We've absorbed so much of this new information that some people might be tempted to think that they might actually know a thing or two about this whole Covid-19.
But how much of this information is actually very meaningful? Or at least, how much of this information is actually very meaningful to someone who is not an epidemiologist?
The dreaded Omicron variant was perhaps the best example of how having a lot of information does not always equal knowledge. Within days of it being discovered, people who have been following closely could give you a lot of details about it.
I, for instance, was very quickly able to spout multiple intelligent-sounding sentences about the Omicron variant.
Let me demonstrate: The Omicron variant, also known as B.1.1.529, is scary because it has 32 mutations on the spike protein. That is worrying especially since we've seen a lot of these mutations on other variants of concern.
Sounds pretty good, right? None of this information, however, translated into anything really meaningful to my life. I don't know whether it is more infectious, whether vaccines work nor what the probability is for either of those things.
Now, I am not suggesting for a moment that we should stop consuming information about Covid-19. (Well, okay, if I am being honest, maybe some people should stop doom-scrolling pandemic stories).
It is just that we should think that all this information necessarily qualifies any of us to be anything more than a kaypoh.
Medical advice should probably come from the people who have spent years studying it, not your cousin's uncle's Facebook friend whose daughter is an acupuncturist.
Lesson 3: When the pandemic closes a door, it opens a window
As we meandered through the different reopening phases these past two years, I often felt like I was living life in progressively smaller (and bigger) and smaller (and then bigger again) boxes.
I felt like every few weeks there was a new thing that I had to cut out of my life.
Under such circumstances, it is often easy to focus on that which was lost, give up trying to fight it and just lie down on the couch and wallow - sweating as I binge-watch a trashy TV show about selling houses because I'm too lazy even to get up and turn on the fan.

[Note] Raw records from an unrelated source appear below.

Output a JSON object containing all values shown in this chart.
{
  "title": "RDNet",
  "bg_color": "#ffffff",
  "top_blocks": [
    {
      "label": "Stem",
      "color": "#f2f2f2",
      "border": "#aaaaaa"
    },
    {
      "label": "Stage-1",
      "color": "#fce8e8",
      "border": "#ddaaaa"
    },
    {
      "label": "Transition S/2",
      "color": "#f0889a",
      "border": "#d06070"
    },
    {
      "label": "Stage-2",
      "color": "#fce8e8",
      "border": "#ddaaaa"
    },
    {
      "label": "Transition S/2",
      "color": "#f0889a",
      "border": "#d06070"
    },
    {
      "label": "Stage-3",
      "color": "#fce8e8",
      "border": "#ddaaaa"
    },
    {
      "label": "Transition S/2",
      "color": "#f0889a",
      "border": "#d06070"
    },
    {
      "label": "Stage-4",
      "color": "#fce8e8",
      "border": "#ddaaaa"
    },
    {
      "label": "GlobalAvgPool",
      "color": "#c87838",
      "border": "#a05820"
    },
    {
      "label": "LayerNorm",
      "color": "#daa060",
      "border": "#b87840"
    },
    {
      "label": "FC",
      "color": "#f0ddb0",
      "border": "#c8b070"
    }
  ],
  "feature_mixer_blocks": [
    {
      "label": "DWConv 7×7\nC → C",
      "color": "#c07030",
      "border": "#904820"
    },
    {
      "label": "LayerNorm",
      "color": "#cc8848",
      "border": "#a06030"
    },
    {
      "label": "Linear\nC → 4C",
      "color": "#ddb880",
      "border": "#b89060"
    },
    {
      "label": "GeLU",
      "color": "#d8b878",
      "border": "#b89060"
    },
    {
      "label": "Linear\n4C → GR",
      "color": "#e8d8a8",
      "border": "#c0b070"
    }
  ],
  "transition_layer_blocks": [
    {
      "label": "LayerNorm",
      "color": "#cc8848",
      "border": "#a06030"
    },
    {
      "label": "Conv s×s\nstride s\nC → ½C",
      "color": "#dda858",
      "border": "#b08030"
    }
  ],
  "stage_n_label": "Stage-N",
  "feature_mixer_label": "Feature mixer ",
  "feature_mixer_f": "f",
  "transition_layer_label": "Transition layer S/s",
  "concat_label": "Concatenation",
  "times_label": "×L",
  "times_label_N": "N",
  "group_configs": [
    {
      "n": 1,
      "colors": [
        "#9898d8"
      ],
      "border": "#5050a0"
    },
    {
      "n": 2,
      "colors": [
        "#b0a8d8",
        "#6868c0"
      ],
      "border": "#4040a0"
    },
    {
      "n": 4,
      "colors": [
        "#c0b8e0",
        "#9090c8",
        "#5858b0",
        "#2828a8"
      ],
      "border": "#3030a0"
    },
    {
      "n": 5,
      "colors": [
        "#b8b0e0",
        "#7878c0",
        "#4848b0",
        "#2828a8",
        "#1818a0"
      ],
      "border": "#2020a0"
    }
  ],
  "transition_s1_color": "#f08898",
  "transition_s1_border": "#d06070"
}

I want to stress at this point that while I am about to talk about some alternatives to this activity, there is nothing at all wrong with it. Some of my happiest days over the past two years were spent doing exactly that, so I am not one to judge.
Yet, sometimes societal pressure might make you feel like being a couch potato may not be the most productive way to spend all your time.

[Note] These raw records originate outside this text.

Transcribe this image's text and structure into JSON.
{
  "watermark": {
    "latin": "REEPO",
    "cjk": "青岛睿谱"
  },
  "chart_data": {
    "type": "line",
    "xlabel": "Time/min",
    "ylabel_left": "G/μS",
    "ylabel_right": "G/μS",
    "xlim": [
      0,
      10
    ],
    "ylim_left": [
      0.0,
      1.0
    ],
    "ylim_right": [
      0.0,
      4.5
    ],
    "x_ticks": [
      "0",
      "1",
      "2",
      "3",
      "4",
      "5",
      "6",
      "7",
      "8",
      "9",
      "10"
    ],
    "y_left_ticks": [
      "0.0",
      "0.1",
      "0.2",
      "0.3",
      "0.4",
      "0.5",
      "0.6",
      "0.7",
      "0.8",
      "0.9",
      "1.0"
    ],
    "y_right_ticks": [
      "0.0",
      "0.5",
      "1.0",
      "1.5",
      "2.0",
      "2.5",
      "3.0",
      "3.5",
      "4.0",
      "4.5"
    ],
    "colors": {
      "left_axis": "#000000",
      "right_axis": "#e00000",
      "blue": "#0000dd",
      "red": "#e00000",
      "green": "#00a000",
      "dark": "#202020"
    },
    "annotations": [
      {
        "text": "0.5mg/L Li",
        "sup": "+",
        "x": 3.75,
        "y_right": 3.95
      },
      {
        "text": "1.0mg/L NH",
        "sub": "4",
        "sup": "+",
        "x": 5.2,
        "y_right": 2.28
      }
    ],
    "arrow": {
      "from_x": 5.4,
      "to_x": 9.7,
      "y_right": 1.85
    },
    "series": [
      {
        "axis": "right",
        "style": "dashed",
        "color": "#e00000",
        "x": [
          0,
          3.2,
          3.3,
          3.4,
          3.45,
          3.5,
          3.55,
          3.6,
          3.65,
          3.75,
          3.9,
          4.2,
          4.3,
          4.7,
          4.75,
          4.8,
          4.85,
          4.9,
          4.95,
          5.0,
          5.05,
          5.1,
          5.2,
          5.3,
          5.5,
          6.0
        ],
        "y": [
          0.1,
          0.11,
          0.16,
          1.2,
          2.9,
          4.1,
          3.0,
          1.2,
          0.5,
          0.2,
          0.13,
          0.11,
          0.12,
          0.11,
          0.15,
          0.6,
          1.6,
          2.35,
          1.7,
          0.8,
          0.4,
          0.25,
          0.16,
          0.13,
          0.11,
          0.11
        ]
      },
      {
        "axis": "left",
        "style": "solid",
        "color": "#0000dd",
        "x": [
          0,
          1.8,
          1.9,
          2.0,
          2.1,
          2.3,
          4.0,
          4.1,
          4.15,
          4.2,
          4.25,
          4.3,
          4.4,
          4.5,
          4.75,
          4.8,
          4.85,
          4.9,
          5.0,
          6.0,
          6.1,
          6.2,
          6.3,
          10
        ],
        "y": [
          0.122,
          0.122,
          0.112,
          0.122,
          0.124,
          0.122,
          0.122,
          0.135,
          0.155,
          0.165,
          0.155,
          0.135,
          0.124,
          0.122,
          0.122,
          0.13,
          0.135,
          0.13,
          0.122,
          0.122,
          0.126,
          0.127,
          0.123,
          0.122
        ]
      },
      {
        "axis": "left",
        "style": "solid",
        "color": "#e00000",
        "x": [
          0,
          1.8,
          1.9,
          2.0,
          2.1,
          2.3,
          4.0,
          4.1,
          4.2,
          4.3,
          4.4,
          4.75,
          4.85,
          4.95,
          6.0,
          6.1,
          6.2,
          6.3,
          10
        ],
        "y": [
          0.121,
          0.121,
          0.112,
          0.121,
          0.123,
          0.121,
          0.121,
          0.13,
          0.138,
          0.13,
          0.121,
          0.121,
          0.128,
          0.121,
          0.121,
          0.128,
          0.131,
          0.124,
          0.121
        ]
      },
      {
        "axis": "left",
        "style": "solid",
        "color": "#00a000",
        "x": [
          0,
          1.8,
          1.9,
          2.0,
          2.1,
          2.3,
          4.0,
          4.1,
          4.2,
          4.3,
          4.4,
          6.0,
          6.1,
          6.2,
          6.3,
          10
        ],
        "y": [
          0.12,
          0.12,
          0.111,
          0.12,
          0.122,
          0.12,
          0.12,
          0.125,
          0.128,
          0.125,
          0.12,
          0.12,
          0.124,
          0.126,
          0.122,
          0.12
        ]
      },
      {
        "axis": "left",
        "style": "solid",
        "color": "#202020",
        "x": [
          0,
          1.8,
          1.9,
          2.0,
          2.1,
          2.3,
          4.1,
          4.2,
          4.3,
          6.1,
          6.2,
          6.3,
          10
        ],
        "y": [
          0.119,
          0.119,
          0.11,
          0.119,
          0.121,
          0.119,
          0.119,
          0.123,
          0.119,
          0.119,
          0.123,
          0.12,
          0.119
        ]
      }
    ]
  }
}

In those instances, I have found that while the pandemic taketh away, it also giveth.
For example, through large swathes of the pandemic, I was robbed of a pastime I love: dining with friends. What it gave me instead was the perfect set of circumstances for me to start dieting - an endeavour that I annually tell myself I will start next year.
For the first time in my life, meals had little to no social value. There was no impetus to try new restaurants; I was not stuck in a workplace that had easy access only to hawkers and fast food; and I had to consider the dietary preferences of very few other people.

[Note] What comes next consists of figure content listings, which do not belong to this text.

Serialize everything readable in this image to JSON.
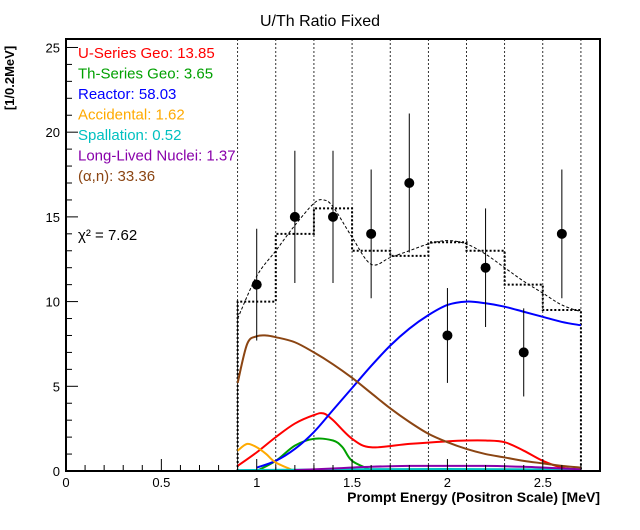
{
  "chart_data": {
    "type": "line",
    "title": "U/Th Ratio Fixed",
    "xlabel": "Prompt Energy (Positron Scale) [MeV]",
    "ylabel": "[1/0.2MeV]",
    "xlim": [
      0,
      2.8
    ],
    "ylim": [
      0,
      25.5
    ],
    "x_ticks": [
      "0",
      "0.5",
      "1",
      "1.5",
      "2",
      "2.5"
    ],
    "x_tick_values": [
      0,
      0.5,
      1,
      1.5,
      2,
      2.5
    ],
    "y_ticks": [
      "0",
      "5",
      "10",
      "15",
      "20",
      "25"
    ],
    "y_tick_values": [
      0,
      5,
      10,
      15,
      20,
      25
    ],
    "legend": {
      "position": "top-left",
      "entries": [
        {
          "label": "U-Series Geo: 13.85",
          "color": "#ff0000"
        },
        {
          "label": "Th-Series Geo: 3.65",
          "color": "#00a000"
        },
        {
          "label": "Reactor: 58.03",
          "color": "#0000ff"
        },
        {
          "label": "Accidental: 1.62",
          "color": "#ffaa00"
        },
        {
          "label": "Spallation: 0.52",
          "color": "#00c0c0"
        },
        {
          "label": "Long-Lived Nuclei: 1.37",
          "color": "#8800aa"
        },
        {
          "label": "(α,n): 33.36",
          "color": "#8b4513"
        }
      ]
    },
    "chi2_label": "χ² = 7.62",
    "bin_edges": [
      0.9,
      1.1,
      1.3,
      1.5,
      1.7,
      1.9,
      2.1,
      2.3,
      2.5,
      2.7
    ],
    "expected_histogram": [
      10.0,
      14.0,
      15.5,
      13.0,
      12.7,
      13.5,
      13.0,
      11.0,
      9.5
    ],
    "data_points": [
      {
        "x": 1.0,
        "y": 11,
        "lo": 7.7,
        "hi": 14.3
      },
      {
        "x": 1.2,
        "y": 15,
        "lo": 11.1,
        "hi": 18.9
      },
      {
        "x": 1.4,
        "y": 15,
        "lo": 11.1,
        "hi": 18.9
      },
      {
        "x": 1.6,
        "y": 14,
        "lo": 10.2,
        "hi": 17.8
      },
      {
        "x": 1.8,
        "y": 17,
        "lo": 12.9,
        "hi": 21.1
      },
      {
        "x": 2.0,
        "y": 8,
        "lo": 5.2,
        "hi": 10.8
      },
      {
        "x": 2.2,
        "y": 12,
        "lo": 8.5,
        "hi": 15.5
      },
      {
        "x": 2.4,
        "y": 7,
        "lo": 4.4,
        "hi": 9.6
      },
      {
        "x": 2.6,
        "y": 14,
        "lo": 10.2,
        "hi": 17.8
      }
    ],
    "grid_lines_x": [
      0.9,
      1.1,
      1.3,
      1.5,
      1.7,
      1.9,
      2.1,
      2.3,
      2.5,
      2.7
    ],
    "series": [
      {
        "name": "U-Series Geo",
        "color": "#ff0000",
        "x": [
          0.9,
          1.0,
          1.1,
          1.2,
          1.3,
          1.35,
          1.4,
          1.5,
          1.6,
          1.8,
          2.0,
          2.1,
          2.2,
          2.3,
          2.4,
          2.5,
          2.6,
          2.7
        ],
        "y": [
          0.3,
          1.1,
          2.0,
          2.8,
          3.3,
          3.4,
          3.0,
          1.9,
          1.4,
          1.6,
          1.75,
          1.8,
          1.8,
          1.7,
          1.2,
          0.6,
          0.2,
          0.05
        ]
      },
      {
        "name": "Th-Series Geo",
        "color": "#00a000",
        "x": [
          1.0,
          1.1,
          1.2,
          1.3,
          1.4,
          1.45,
          1.5,
          1.6
        ],
        "y": [
          0.0,
          0.6,
          1.5,
          1.9,
          1.8,
          1.4,
          0.6,
          0.05
        ]
      },
      {
        "name": "Reactor",
        "color": "#0000ff",
        "x": [
          1.0,
          1.1,
          1.2,
          1.3,
          1.4,
          1.5,
          1.6,
          1.7,
          1.8,
          1.9,
          2.0,
          2.1,
          2.2,
          2.3,
          2.4,
          2.5,
          2.6,
          2.7
        ],
        "y": [
          0.2,
          0.6,
          1.3,
          2.3,
          3.6,
          4.9,
          6.2,
          7.4,
          8.4,
          9.2,
          9.8,
          10.0,
          9.9,
          9.7,
          9.4,
          9.1,
          8.8,
          8.6
        ]
      },
      {
        "name": "Accidental",
        "color": "#ffaa00",
        "x": [
          0.9,
          0.95,
          1.0,
          1.05,
          1.1,
          1.2
        ],
        "y": [
          1.2,
          1.6,
          1.4,
          1.0,
          0.5,
          0.0
        ]
      },
      {
        "name": "Spallation",
        "color": "#00c0c0",
        "x": [
          0.9,
          1.5,
          2.0,
          2.7
        ],
        "y": [
          0.05,
          0.1,
          0.12,
          0.08
        ]
      },
      {
        "name": "Long-Lived Nuclei",
        "color": "#8800aa",
        "x": [
          1.2,
          1.4,
          1.6,
          1.8,
          2.0,
          2.2,
          2.4,
          2.6,
          2.7
        ],
        "y": [
          0.05,
          0.15,
          0.25,
          0.3,
          0.3,
          0.3,
          0.25,
          0.15,
          0.1
        ]
      },
      {
        "name": "(α,n)",
        "color": "#8b4513",
        "x": [
          0.9,
          0.95,
          1.0,
          1.05,
          1.1,
          1.2,
          1.3,
          1.4,
          1.5,
          1.6,
          1.7,
          1.8,
          1.9,
          2.0,
          2.1,
          2.2,
          2.3,
          2.4,
          2.5,
          2.6,
          2.7
        ],
        "y": [
          5.2,
          7.5,
          7.95,
          8.0,
          7.9,
          7.6,
          7.0,
          6.3,
          5.5,
          4.6,
          3.7,
          2.9,
          2.2,
          1.7,
          1.3,
          1.0,
          0.8,
          0.6,
          0.45,
          0.3,
          0.2
        ]
      },
      {
        "name": "Total",
        "color": "#000000",
        "dashed": true,
        "x": [
          0.9,
          1.0,
          1.1,
          1.2,
          1.3,
          1.35,
          1.4,
          1.5,
          1.6,
          1.7,
          1.8,
          1.9,
          2.0,
          2.1,
          2.2,
          2.3,
          2.4,
          2.5,
          2.6,
          2.7
        ],
        "y": [
          9.0,
          11.5,
          13.0,
          14.5,
          15.8,
          16.0,
          15.6,
          13.8,
          12.2,
          12.6,
          13.0,
          13.4,
          13.6,
          13.4,
          12.8,
          12.0,
          11.2,
          10.5,
          9.8,
          9.4
        ]
      }
    ]
  }
}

My son is happy to eat Froot Loops for every meal, so he is easy and my wife is, shall we say, very supportive of the diet.
And my wife was the person in the household to first embrace the idea of the pandemic as an opportunity. She is a theatre practitioner and could be easily forgiven for joining me on the wallow sofa.
As it turns out, being placed in a box (sometimes a literal one drawn on the floor), is a very good way to get someone to think out of the box. She didn't let the ban on big gatherings slow her down and even came up with Singapore's first interactive online play on Zoom during the circuit breaker last year.
She showed me that when the pandemic closes a door, it also opens a window (which is good, because we need air circulation).